Does $H^i(X,F)\cong H^i(Y,f_*F)$ hold for $X\to Y$ finite but $F$ not necessarily quasi-coherent?

Question

Let $X\to Y$ be a finite morphism between schemes,$F$ be a sheaf of abelian groups but not necesarily quasi-coherent. Does $H^i(X,F)\cong H^i(Y,f_*F)$ still hold for sheaf cohomology with Zariski topology? (It holds for etale cohomology)

Answer 1

Great question! Here is a counterexample:

Let $(A,\mathfrak m)$ be a DVR, and let $A \subseteq B$ be a finite extension of domains such that $B$ has exactly two primes above $\mathfrak m$. For example, $A = \mathbb Z_{(5)}$, and $B = \mathbb Z_{(5)}[i]$, with the primes $(1+2i), (1-2i)$ lying above $(5)$.

Then $Y = \operatorname{Spec} A$ is the space $\{x,\eta\}$ in which $x$ is closed and $\eta$ is open, and $X = \operatorname{Spec} B$ is the space $\{x, y,\eta\}$ in which $x$ and $y$ are closed, but $\eta$ is not. The map sends both $x$ and $y$ to $x$, and $\eta$ to $\eta$.

Lemma 1. Let $\mathcal F$ be a sheaf on $Y$. Then $H^i(Y, \mathcal F) = 0$ for all $i > 0$.

Proof. We will show that taking global sections is exact. Given a surjection $\mathcal F \to \mathcal G$ on $Y$, and a global section $s \in \mathcal G(Y)$, there exists a covering on which $s$ comes from $\mathcal F$. But every covering of $Y$ has to include a copy of $Y$ itself, so $s$ comes from $\mathcal F(Y)$. $\square$

Remark. The lemma actually generalises (with the exact same proof!) to arbitrary local rings. Indeed, the only open that contains the closed point of $Y$ is $Y$ itself.

It now suffices to construct a sheaf $\mathcal F$ on $X$ whose first cohomology is nontrivial. To do this, recall from Hartshorne Exercise II.1.19 the exact sequence $$0 \to j_! (\mathcal F|_U) \to \mathcal F \to i_* (\mathcal F|_Z) \to 0,$$ where $j \colon U \to X$ and $i \colon Z \to X$ are a complementary open and closed set in a topological space $X$.

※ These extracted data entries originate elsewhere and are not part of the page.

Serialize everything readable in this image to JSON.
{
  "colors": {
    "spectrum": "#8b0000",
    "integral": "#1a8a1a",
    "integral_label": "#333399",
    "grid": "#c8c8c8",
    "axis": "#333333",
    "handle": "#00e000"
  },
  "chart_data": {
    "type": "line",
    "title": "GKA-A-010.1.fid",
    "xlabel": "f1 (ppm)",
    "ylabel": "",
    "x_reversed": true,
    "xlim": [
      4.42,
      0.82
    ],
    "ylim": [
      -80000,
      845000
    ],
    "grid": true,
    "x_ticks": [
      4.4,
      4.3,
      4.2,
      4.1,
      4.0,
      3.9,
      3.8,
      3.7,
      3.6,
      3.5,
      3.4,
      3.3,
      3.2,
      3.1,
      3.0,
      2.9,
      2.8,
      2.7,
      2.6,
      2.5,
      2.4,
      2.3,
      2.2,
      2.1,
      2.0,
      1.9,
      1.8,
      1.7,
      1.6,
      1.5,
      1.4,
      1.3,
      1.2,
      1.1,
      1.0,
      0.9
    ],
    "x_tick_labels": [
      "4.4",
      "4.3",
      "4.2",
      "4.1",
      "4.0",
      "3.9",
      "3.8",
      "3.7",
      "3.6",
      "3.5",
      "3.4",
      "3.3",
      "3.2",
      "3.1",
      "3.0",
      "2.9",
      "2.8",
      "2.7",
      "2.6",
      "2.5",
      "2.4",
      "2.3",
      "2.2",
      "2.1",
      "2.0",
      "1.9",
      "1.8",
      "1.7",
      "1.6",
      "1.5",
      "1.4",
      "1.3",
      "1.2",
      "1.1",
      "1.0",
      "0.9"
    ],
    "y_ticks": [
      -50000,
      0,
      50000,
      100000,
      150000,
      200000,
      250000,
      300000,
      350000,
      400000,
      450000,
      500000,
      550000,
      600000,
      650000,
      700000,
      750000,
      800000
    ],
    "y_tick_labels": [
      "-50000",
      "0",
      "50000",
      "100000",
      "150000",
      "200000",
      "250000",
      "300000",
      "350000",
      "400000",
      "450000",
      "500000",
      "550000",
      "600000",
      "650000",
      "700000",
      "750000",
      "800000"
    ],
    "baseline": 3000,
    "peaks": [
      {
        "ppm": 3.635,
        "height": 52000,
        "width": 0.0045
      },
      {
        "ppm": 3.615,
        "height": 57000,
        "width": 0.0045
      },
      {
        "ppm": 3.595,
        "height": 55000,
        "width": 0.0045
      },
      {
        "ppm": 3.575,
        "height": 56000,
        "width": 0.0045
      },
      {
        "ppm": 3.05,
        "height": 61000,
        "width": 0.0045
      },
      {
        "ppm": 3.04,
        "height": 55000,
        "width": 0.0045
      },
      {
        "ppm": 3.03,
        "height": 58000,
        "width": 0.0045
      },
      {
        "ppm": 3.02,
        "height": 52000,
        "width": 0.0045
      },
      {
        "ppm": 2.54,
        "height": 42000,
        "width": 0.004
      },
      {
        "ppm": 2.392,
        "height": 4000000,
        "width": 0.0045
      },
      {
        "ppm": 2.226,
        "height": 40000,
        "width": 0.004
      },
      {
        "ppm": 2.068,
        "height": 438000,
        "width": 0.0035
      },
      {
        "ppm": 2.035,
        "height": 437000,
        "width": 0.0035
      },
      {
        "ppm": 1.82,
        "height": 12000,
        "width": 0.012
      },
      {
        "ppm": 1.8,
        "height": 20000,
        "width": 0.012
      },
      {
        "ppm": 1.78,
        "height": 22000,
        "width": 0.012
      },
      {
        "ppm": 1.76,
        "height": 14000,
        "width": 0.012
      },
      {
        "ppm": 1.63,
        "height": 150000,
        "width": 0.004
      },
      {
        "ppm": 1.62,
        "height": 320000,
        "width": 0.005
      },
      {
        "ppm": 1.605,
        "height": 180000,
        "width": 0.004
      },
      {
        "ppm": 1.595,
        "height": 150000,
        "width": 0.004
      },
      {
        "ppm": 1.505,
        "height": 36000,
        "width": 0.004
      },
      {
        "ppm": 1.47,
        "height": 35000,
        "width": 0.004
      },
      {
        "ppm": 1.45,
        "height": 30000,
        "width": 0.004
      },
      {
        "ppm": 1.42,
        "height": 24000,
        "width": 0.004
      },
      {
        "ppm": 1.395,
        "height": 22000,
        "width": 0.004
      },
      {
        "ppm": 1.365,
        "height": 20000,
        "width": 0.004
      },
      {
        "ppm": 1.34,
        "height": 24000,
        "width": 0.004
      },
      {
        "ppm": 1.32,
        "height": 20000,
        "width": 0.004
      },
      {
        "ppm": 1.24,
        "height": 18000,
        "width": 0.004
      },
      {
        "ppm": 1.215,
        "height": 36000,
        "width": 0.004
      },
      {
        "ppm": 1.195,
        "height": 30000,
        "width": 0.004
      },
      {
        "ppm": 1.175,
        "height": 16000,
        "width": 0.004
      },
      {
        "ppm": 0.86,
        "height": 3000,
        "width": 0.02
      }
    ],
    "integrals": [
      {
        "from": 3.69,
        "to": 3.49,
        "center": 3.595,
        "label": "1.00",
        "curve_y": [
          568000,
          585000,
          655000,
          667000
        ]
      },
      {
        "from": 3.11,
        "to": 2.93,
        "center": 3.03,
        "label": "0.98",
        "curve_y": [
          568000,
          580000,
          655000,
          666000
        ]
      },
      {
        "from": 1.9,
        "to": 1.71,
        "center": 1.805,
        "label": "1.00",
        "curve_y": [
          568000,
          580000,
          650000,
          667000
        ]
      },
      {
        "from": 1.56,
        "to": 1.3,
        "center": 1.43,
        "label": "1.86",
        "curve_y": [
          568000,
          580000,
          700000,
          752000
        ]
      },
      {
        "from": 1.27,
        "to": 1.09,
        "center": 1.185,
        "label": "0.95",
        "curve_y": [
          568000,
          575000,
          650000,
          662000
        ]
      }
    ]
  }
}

Lemma 2. Let $U = \{\eta\}$, $Z = \{x,y\}$, and $\mathcal F = \mathbb Z$ (the constant sheaf). Then $\mathcal F(X) \to i_*(\mathcal F|_Z) (X)$ is not surjective. Consequently (since the constant sheaf $\mathbb Z$ on the irreducible space $X$ is flasque), $$H^1(X, j_!(\mathcal F|_U)) \neq 0.$$

Proof. Since $X$ is irreducible, it is connected, so $\mathcal F(X) = \mathbb Z$. On the other hand, $Z$ is a discrete space of two points, so $\underline{\operatorname{Sh}}(Z) \cong \underline{\operatorname{Ab}} \times \underline{\operatorname{Ab}}$, given by $$\mathcal G \mapsto (\mathcal G_x, \mathcal G_y).$$ We use that $\mathcal F|_Z = i^{-1} \mathcal F$ is the sheafification of the presheaf $$V \mapsto \operatorname*{colim}_{W \supseteq i(V)} \mathcal F(W).$$ Since sheafification doesn't alter stalks, and $\{x,\eta\}$ is the unique minimal open set containing $x$, we see that $$(\mathcal F|_Z)_x = \mathcal F|_Z(\{x\}) = \mathcal F(\{x,\eta\}) = \mathbb Z,$$ and similarly $(\mathcal F|_Z)_y = \mathbb Z$. Thus, we see that $$i_*(\mathcal F|_Z)(X) = \mathcal F|_Z(U) = \mathbb Z \oplus \mathbb Z.$$ Thus, the map $\mathcal F(X) \to (i_*\mathcal F|_Z)(X)$ can never be surjective, as $\mathbb Z$ does not surject onto $\mathbb Z \oplus \mathbb Z$. $\square$

Remark. The proof of the vanishing of higher direct images for étale cohomology for a finite morphism relies on the fact that strictly Henselian local rings (the local rings for the étale topology) have no higher cohomology, and that a finite covering of a strictly Henselian local ring is again a finite product of strictly Henselian local rings. However, as we saw above, finite coverings of local rings for the Zariski topology do have higher cohomology. Maybe we should see this as a hint that the Zariski topology does not have a good local theory in the same way that the étale topology does.